Com relação à intenção de fechar o EP-TI, as 16 empresas que fizeram esta avaliação foram praticamente unânimes em discordar inteiramente da afirmação de que a empresa pensa em fechar o EP-TI. Em uma escala de 1 a 10, que vai de discorda inteiramente a concorda inteiramente, 15 empresas escolheram a nota 1 e apenas uma empresa a nota 2. Cabe notar que este respondente, como muitos outros, evitou dar as notas extremas (1 ou 10) em todas as perguntas. Portanto, pode-se considerar que a nota 2 deste respondente também significa uma inteira discordância. Este resultado contrasta com o obtido por Hobbs e Aubry (2007, p. 79) de que EPs estão sendo criados tão rapidamente como são fechados. A análise de uma

explicação para esta discrepância foge ao escopo desta pesquisa. Cabe ressaltar, entretanto, que 2 das empresas entre as 40 da amostra fecharam o EP-TI tempos depois de criá-lo. Na caso da primeira, isto ocorreu em função da percepção da direção da empresa de que a decisão havia sido equivocada. O EP-TI havia tornado o gerenciamento de projetos de projetos muito burocrático, o que desagradou a direção da empresa. O CIO destacou, entretanto, que discordou da decisão e pretendia no futuro fazer uma tentativa de recriar a entidade. No caso da segunda empresa, o fechamento do EP-TI ocorreu em virtude de uma crise financeira e sucessivo cancelamento ou adiamento da maioria dos projetos do portfolio de TI.
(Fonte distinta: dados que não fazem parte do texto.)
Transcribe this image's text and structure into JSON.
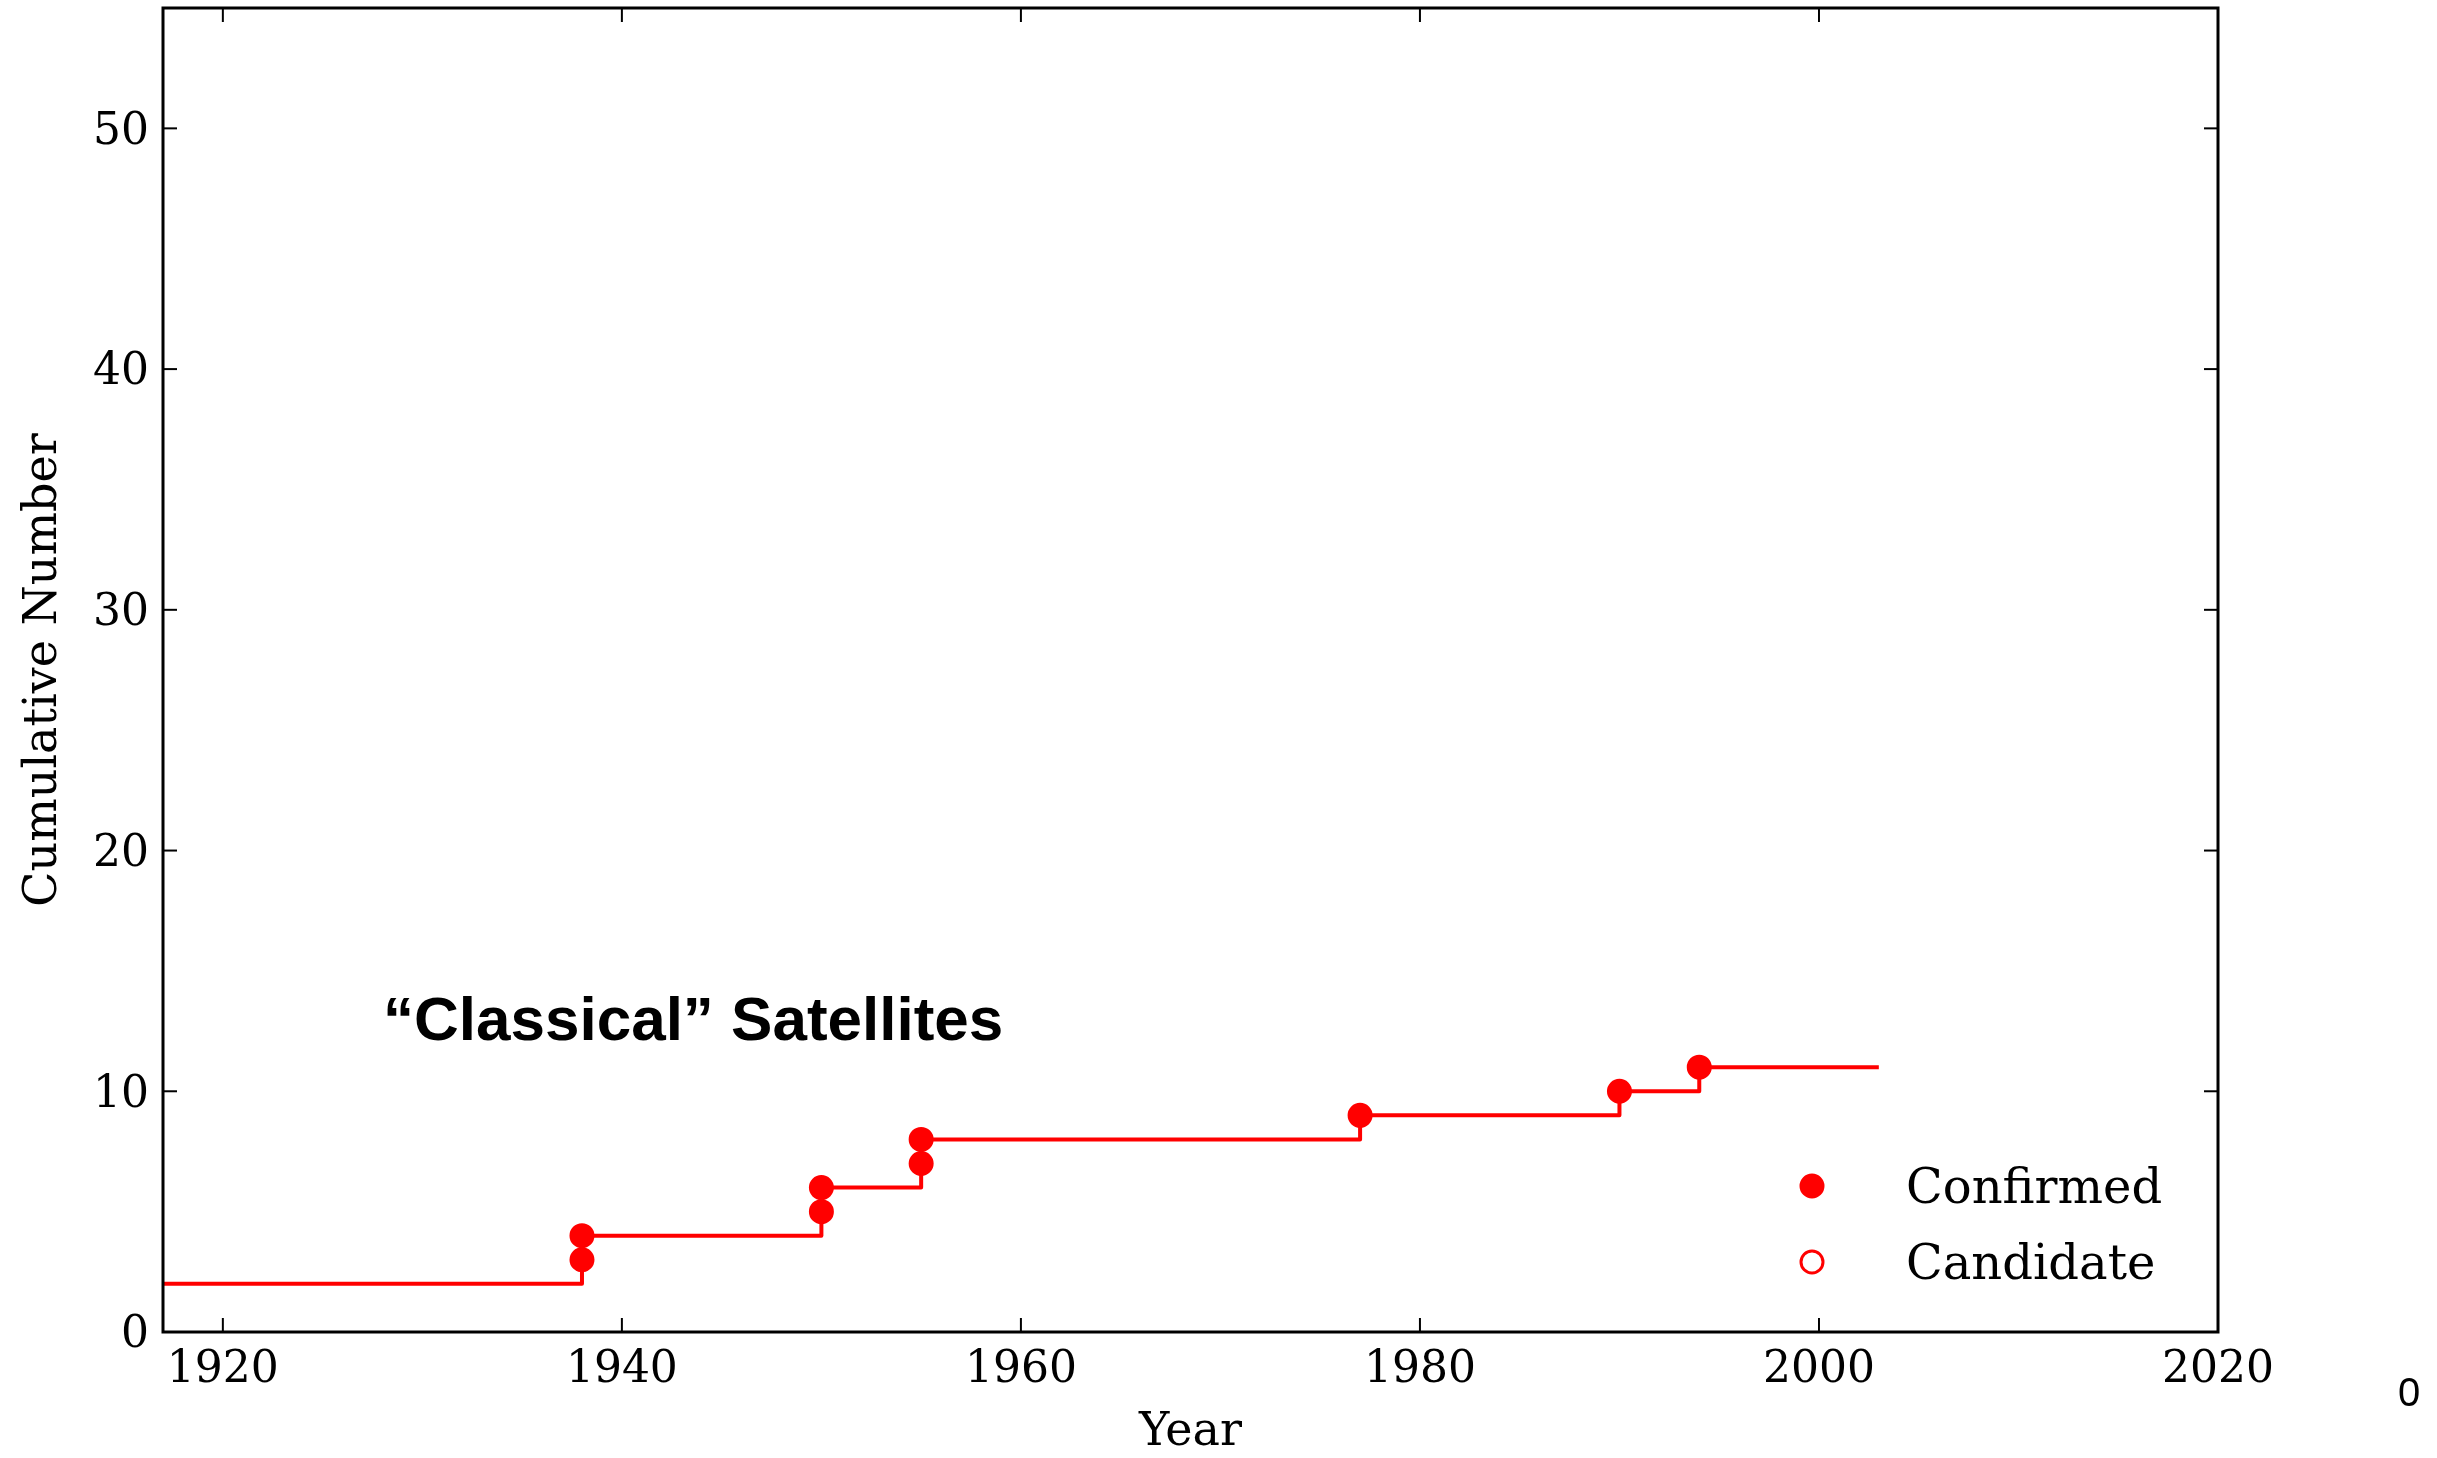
{
  "chart_data": {
    "type": "step",
    "xlabel": "Year",
    "ylabel": "Cumulative Number",
    "xlim": [
      1917,
      2020
    ],
    "xticks": [
      1920,
      1940,
      1960,
      1980,
      2000,
      2020
    ],
    "ylim": [
      0,
      55
    ],
    "yticks": [
      0,
      10,
      20,
      30,
      40,
      50
    ],
    "series": [
      {
        "marker": "none",
        "color": "#ff0000",
        "x": [
          1917,
          1938,
          1950,
          1955,
          1977,
          1990,
          1994,
          2003
        ],
        "values": [
          2,
          4,
          6,
          8,
          9,
          10,
          11,
          11
        ]
      },
      {
        "type": "scatter",
        "marker": "circle",
        "name": "Confirmed",
        "color": "#ff0000",
        "x": [
          1938,
          1938,
          1950,
          1950,
          1955,
          1955,
          1977,
          1990,
          1994
        ],
        "values": [
          3,
          4,
          5,
          6,
          7,
          8,
          9,
          10,
          11
        ]
      },
      {
        "type": "scatter",
        "marker": "circle",
        "name": "Candidate",
        "color": "#ff0000"
      }
    ],
    "grid": false,
    "legend": "bottom right",
    "annotations": [
      "“Classical” Satellites",
      "0"
    ]
  }
}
Com relação à satisfação com o EP-TI, em uma escala de 1 (insatisfeita) a 10 (satisfeita), a média foi 8,1, a moda 8, a mediana 8, o mínimo 6, o máximo 10. As empresas que não deram nota máxima para a satisfação justificaram-se afirmando perceberem a existência de oportunidades de melhoria que possibilitarão um maior nível de satisfação com a atuação do EP-TI. Logo, as empresas que tem EP-TI estão bastante satisfeitas com a entidade, o que explica sua inteira discordância com a afirmação de que pensam em fechar o EP-TI.

As 20 empresas sem EP-TI no momento da entrevista, por outro lado, avaliaram sua intenção de criar a entidade, bem como se já haviam pensado no assunto (ver pergunta 5, Anexo D). Com relação à afirmação de que estão considerando criar a entidade, em uma escala de 1 (discorda inteiramente) a 10 (concorda inteiramente), a média foi 3,6, a moda 1, a mediana 3, o mínimo 1 e o máximo 9. Nota-se que a maioria das empresas sem EP-TI apresenta baixa intenção de criar o EP-TI. A única exceção – corresponde à nota máxima de 9 - é uma empresa que já teve EP-TI, mas o fechou em função da percepção da direção da empresa de que houve aumento da burocracia. Conforme explicado anteriormente, o CIO pretende oportunamente recriar a entidade. Com relação à afirmação sobre a empresa nunca ter considerado a criação de um EP-TI, em uma escala de 1 (discorda inteiramente) a 10 (concorda inteiramente), a média foi 5,7, a moda 10, a mediana 6, o mínimo 1 e o máximo 10. Portanto, as empresas sem EP-TI apresentam ter pouca disposição de criar um EP-TI, muito embora já tenham pensado sobre isso de forma razoavelmente intensa.